I've re-tested this and I can reproduce your case now, it only occurs when you have multiple *valid* keys for the host, ie keys that are associated with users on Bitbucket. And this now makes perfect sense, because what happens is that when you connect, BB asks for a key and Pageant passes the first one. Because that key *is* actually valid for a user on BB, it accepts it and logs you in as the user associated with that key. It then tries to get access to the repository - and fails because that user, while validly authenticated on BB, is not allowed access to that repo. It's only if the key that's passed to BB *isn't* a valid BB user than it moves on to try the next one.

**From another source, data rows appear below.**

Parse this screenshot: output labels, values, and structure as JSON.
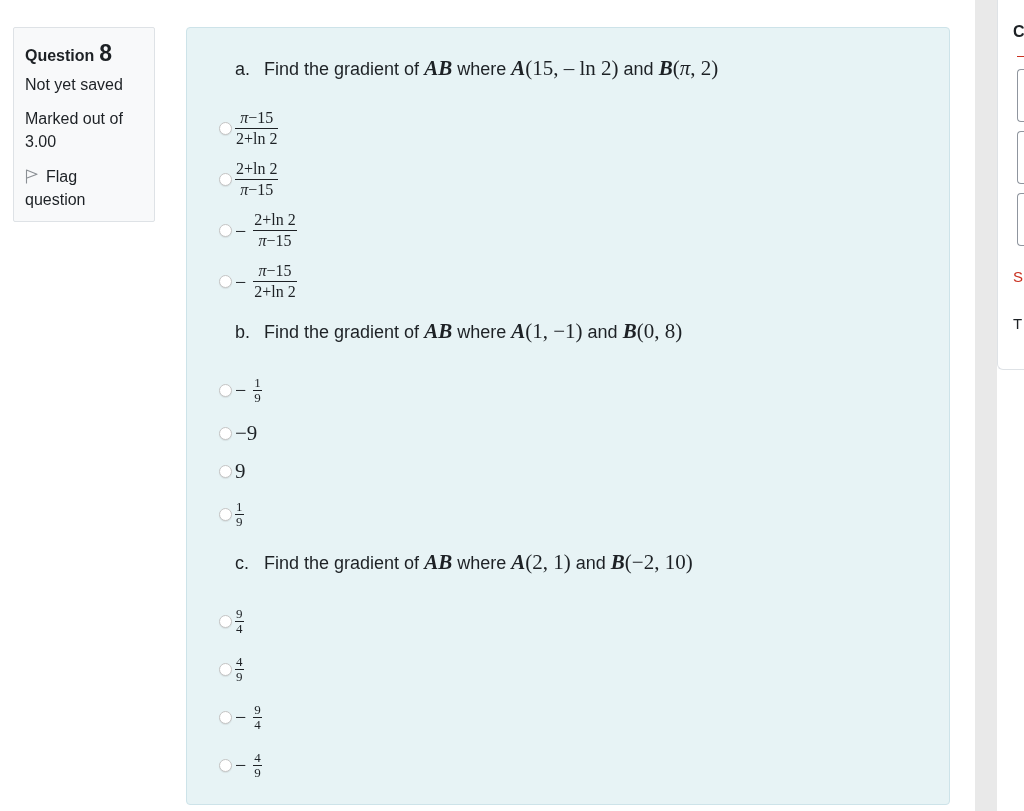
{
  "info": {
    "heading": "Question",
    "number": "8",
    "status": "Not yet saved",
    "marks": "Marked out of 3.00",
    "flag": {
      "label": "Flag question",
      "flagged": false
    }
  },
  "questions": [
    {
      "label": "a.",
      "prompt": [
        {
          "kind": "text",
          "text": "Find the gradient of"
        },
        {
          "kind": "math",
          "text": "**AB**"
        },
        {
          "kind": "text",
          "text": "where"
        },
        {
          "kind": "math",
          "text": "**A**(15, – ln 2)"
        },
        {
          "kind": "text",
          "text": "and"
        },
        {
          "kind": "math",
          "text": "**B**(*π*, 2)"
        }
      ],
      "options": [
        {
          "kind": "fraction",
          "numerator": "*π*−15",
          "denominator": "2+ln 2",
          "selected": false
        },
        {
          "kind": "fraction",
          "numerator": "2+ln 2",
          "denominator": "*π*−15",
          "selected": false
        },
        {
          "kind": "fraction",
          "sign": "−",
          "numerator": "2+ln 2",
          "denominator": "*π*−15",
          "selected": false
        },
        {
          "kind": "fraction",
          "sign": "−",
          "numerator": "*π*−15",
          "denominator": "2+ln 2",
          "selected": false
        }
      ]
    },
    {
      "label": "b.",
      "prompt": [
        {
          "kind": "text",
          "text": "Find the gradient of"
        },
        {
          "kind": "math",
          "text": "**AB**"
        },
        {
          "kind": "text",
          "text": "where"
        },
        {
          "kind": "math",
          "text": "**A**(1, −1)"
        },
        {
          "kind": "text",
          "text": "and"
        },
        {
          "kind": "math",
          "text": "**B**(0, 8)"
        }
      ],
      "options": [
        {
          "kind": "small-fraction",
          "sign": "−",
          "numerator": "1",
          "denominator": "9",
          "selected": false
        },
        {
          "kind": "number",
          "text": "−9",
          "selected": false
        },
        {
          "kind": "number",
          "text": "9",
          "selected": false
        },
        {
          "kind": "small-fraction",
          "numerator": "1",
          "denominator": "9",
          "selected": false
        }
      ]
    },
    {
      "label": "c.",
      "prompt": [
        {
          "kind": "text",
          "text": "Find the gradient of"
        },
        {
          "kind": "math",
          "text": "**AB**"
        },
        {
          "kind": "text",
          "text": "where"
        },
        {
          "kind": "math",
          "text": "**A**(2, 1)"
        },
        {
          "kind": "text",
          "text": "and"
        },
        {
          "kind": "math",
          "text": "**B**(−2, 10)"
        }
      ],
      "options": [
        {
          "kind": "small-fraction",
          "numerator": "9",
          "denominator": "4",
          "selected": false
        },
        {
          "kind": "small-fraction",
          "numerator": "4",
          "denominator": "9",
          "selected": false
        },
        {
          "kind": "small-fraction",
          "sign": "−",
          "numerator": "9",
          "denominator": "4",
          "selected": false
        },
        {
          "kind": "small-fraction",
          "sign": "−",
          "numerator": "4",
          "denominator": "9",
          "selected": false
        }
      ]
    }
  ],
  "navigation": {
    "heading": "C",
    "link": "S",
    "text": "T"
  }
}
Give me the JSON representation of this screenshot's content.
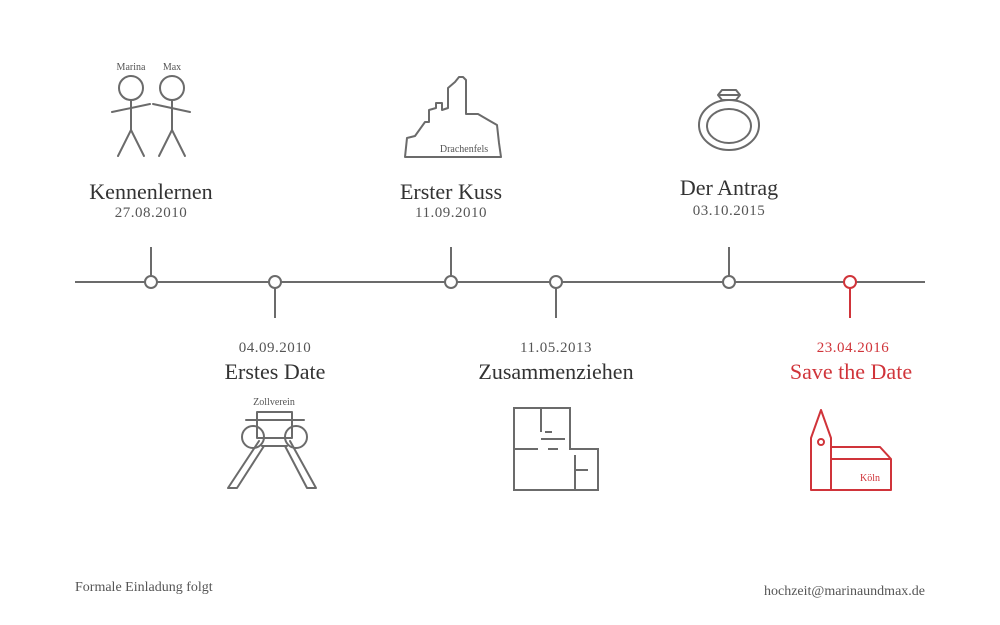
{
  "accent_color": "#d0343a",
  "line_color": "#6b6b6b",
  "events": [
    {
      "title": "Kennenlernen",
      "date": "27.08.2010",
      "icon": "stick-figures-icon",
      "caption_left": "Marina",
      "caption_right": "Max"
    },
    {
      "title": "Erstes Date",
      "date": "04.09.2010",
      "icon": "mine-tower-icon",
      "caption": "Zollverein"
    },
    {
      "title": "Erster Kuss",
      "date": "11.09.2010",
      "icon": "castle-ruin-icon",
      "caption": "Drachenfels"
    },
    {
      "title": "Zusammenziehen",
      "date": "11.05.2013",
      "icon": "floor-plan-icon"
    },
    {
      "title": "Der Antrag",
      "date": "03.10.2015",
      "icon": "ring-icon"
    },
    {
      "title": "Save the Date",
      "date": "23.04.2016",
      "icon": "church-icon",
      "caption": "Köln"
    }
  ],
  "footer": {
    "left": "Formale Einladung folgt",
    "right": "hochzeit@marinaundmax.de"
  }
}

I can actually reproduce this on the command line too, it's not a SourceTree issue. But then, I have my GIT_SSH pointing at plink.exe - I suspect that it's working for you in Git GUI because you're actually not using Plink/Pageant for that connection, perhaps you're using OpenSSH instead and there's some config for that that's resolving the ambiguity (IdentityFile).
One way to resolve this is to perform the same configuration in PuTTY too to disambiguate what key to send (and therefore which user to authenticate as).
Then in your remote URLs, replace 'bitbucket.org' with the session name (e.g. bb-user1) to disambiguate what SSH key to send first. This is identical to using IdentityFile in OpenSSH.